A quarter of the world's health facilities lack basic water services, impacting 2 billion people, the United Nations said on Wednesday, warning that unhygienic conditions could fuel the global rise of deadly superbugs.
In the poorest countries, about half of facilities do not have basic water services - meaning water delivered by pipes or boreholes that protect it from faeces - putting birthing mothers and newborns in particular danger, new data showed.
The World Health Organization (WHO) and UN Children's Fund (UNICEF) said more than 1 million deaths a year were associated with unclean births, and 15 percent of all patients attending a health facility developed infections.
"Hospitals are not necessarily points of care where you can heal, but points of almost infection. (We) are very alarmed by this," WHO public health co-ordinator Bruce Gordon told a media briefing in Geneva.
Worldwide, nearly 900 million people have no water at all at their local health facility or have to use unprotected wells or springs. One in five facilities also lack toilets, impacting about 1.5 billion people, the agencies said.
One of the development goals agreed by world leaders in 2015 was for all to have access to safe water and sanitation by 2030.
"A health care facility without water is not really a health care facility," said UNICEF statistician Tom Slaymaker.
"Sick people shed a lot more pathogens in their faeces, and without toilets, staff, patients - this includes mothers and babies - are at a much greater risk of diseases caused and spread through human waste."
The agencies said good water and sanitation services were crucial to reducing the spread of antimicrobial resistance, one of the greatest global health threats.
International charity WaterAid said rising rates of superbugs had been linked to poor sanitary conditions in health facilities which lead to the overuse and misuse of antibiotics.
Helen Hamilton, WaterAid policy analyst, said the data revealed the "often-deplorable conditions" in which health workers were trying to help patients.
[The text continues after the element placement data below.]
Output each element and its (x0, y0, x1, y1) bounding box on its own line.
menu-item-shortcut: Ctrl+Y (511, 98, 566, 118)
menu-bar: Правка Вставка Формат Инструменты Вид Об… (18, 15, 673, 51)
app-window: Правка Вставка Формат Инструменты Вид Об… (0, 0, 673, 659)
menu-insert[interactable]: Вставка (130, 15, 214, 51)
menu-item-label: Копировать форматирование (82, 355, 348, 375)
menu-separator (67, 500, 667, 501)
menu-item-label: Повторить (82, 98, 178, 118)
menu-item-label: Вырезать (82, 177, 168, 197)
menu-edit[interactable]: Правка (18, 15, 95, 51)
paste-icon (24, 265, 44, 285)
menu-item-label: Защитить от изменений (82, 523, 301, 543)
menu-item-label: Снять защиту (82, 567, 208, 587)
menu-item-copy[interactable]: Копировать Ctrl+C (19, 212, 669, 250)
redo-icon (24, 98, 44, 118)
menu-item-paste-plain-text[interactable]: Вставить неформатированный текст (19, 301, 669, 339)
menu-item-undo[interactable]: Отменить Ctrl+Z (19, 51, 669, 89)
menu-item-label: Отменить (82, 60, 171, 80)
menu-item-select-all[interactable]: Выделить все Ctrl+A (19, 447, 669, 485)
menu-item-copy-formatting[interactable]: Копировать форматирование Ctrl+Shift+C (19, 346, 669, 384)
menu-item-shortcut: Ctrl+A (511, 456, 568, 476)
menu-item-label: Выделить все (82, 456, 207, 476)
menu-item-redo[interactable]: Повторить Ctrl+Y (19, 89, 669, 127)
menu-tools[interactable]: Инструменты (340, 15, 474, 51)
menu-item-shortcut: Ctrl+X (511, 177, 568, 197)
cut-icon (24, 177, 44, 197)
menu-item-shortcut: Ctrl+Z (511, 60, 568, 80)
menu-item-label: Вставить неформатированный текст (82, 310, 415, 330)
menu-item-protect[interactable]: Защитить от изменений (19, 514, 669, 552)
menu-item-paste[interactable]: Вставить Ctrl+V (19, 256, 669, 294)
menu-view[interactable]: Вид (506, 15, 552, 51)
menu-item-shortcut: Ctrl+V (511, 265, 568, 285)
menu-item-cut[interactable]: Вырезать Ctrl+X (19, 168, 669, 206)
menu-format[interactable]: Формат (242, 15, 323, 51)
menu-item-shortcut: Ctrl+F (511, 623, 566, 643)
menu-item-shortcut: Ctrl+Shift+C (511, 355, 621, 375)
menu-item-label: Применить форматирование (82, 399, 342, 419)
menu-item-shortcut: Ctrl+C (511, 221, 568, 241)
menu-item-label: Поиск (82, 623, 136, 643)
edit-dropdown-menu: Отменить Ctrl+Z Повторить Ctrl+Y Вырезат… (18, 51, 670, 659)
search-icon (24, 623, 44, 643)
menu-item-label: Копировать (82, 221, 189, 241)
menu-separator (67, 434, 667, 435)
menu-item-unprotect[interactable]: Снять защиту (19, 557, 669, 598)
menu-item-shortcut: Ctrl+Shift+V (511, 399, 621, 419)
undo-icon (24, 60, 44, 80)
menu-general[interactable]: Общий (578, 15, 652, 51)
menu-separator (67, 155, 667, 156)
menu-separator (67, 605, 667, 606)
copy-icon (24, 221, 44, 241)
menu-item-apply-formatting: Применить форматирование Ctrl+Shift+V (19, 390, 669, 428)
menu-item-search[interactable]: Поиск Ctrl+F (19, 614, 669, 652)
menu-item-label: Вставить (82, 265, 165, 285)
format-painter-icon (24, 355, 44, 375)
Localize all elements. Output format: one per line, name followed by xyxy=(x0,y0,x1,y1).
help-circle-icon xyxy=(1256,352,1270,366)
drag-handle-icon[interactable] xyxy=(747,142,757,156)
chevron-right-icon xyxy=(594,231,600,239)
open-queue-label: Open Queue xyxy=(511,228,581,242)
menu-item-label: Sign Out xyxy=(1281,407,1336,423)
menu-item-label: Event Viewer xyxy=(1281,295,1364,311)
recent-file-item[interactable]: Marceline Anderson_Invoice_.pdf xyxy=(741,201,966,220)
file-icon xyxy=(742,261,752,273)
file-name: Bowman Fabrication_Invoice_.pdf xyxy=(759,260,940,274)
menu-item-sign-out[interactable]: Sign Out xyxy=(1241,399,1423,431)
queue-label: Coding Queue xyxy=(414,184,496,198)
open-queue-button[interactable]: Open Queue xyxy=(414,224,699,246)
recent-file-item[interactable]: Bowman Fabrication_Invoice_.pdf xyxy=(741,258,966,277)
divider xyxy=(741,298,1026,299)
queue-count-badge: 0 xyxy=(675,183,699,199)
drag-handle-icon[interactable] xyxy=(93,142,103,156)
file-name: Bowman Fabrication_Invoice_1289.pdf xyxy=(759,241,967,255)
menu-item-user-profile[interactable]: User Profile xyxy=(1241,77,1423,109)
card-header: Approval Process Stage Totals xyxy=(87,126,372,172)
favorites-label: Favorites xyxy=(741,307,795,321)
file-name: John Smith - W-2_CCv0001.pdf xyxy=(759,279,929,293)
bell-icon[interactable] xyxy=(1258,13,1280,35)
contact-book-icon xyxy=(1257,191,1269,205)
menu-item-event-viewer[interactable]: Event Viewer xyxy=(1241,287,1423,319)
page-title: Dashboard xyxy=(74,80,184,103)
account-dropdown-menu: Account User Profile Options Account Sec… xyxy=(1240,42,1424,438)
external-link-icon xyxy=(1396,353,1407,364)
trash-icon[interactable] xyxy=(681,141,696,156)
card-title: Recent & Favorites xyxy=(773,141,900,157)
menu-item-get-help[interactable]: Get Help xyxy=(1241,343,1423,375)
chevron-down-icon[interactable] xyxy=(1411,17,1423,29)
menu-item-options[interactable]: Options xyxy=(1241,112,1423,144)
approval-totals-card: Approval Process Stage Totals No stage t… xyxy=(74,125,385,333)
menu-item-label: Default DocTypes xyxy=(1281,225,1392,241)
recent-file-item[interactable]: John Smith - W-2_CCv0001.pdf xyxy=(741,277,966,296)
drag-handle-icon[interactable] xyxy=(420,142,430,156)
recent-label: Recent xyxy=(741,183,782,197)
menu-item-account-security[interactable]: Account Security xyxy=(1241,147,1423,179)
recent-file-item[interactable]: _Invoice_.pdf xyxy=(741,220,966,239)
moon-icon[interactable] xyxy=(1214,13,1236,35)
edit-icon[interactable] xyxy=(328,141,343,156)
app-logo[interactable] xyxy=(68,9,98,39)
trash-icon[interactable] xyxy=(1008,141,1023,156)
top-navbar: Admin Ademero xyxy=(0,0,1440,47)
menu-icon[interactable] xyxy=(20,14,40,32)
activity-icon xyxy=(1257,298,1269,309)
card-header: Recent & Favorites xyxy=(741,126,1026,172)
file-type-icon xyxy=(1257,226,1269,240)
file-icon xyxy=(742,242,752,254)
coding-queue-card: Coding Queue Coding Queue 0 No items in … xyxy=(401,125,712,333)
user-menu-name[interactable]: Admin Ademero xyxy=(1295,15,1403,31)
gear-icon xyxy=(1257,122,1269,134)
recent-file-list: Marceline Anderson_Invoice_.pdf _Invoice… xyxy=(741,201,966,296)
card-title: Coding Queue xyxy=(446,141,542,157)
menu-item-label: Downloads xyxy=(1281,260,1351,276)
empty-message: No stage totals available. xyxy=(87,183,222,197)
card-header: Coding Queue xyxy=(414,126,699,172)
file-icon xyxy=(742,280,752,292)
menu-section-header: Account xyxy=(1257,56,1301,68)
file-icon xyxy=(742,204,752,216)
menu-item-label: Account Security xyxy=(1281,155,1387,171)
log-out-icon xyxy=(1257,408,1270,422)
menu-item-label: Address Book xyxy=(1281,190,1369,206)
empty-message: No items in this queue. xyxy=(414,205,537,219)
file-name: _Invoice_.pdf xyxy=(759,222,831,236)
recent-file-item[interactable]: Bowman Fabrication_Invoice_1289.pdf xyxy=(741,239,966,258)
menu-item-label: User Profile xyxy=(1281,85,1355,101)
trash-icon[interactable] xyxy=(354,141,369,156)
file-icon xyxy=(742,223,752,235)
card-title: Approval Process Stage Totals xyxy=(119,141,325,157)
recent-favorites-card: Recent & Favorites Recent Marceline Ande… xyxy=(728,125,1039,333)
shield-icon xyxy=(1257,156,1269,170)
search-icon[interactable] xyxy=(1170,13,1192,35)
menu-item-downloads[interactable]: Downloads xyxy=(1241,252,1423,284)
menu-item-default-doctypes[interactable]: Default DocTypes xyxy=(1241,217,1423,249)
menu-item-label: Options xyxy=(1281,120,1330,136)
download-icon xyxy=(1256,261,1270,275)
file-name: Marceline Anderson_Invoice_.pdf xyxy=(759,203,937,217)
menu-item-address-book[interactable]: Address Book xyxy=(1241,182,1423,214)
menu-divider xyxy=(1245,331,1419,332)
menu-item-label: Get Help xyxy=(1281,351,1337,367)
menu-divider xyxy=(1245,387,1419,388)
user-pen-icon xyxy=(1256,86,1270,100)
"The battle to save lives, and to slow the rise of deadly superbugs which threaten us all, cannot be won as long as these dedicated frontline staff are denied the fundamentals of health care," she said.
She urged governments to prioritise the issue when they meet at next month's World Health Assembly in Geneva.
The data showed that West Africa had some of the lowest rates of access to water and sanitation.
WaterAid said this was alarming given that a lack of clean water and good hygiene had contributed to the spread of the world's worst Ebola outbreak in the region, which killed more than 11,300 people between 2013 and 2016.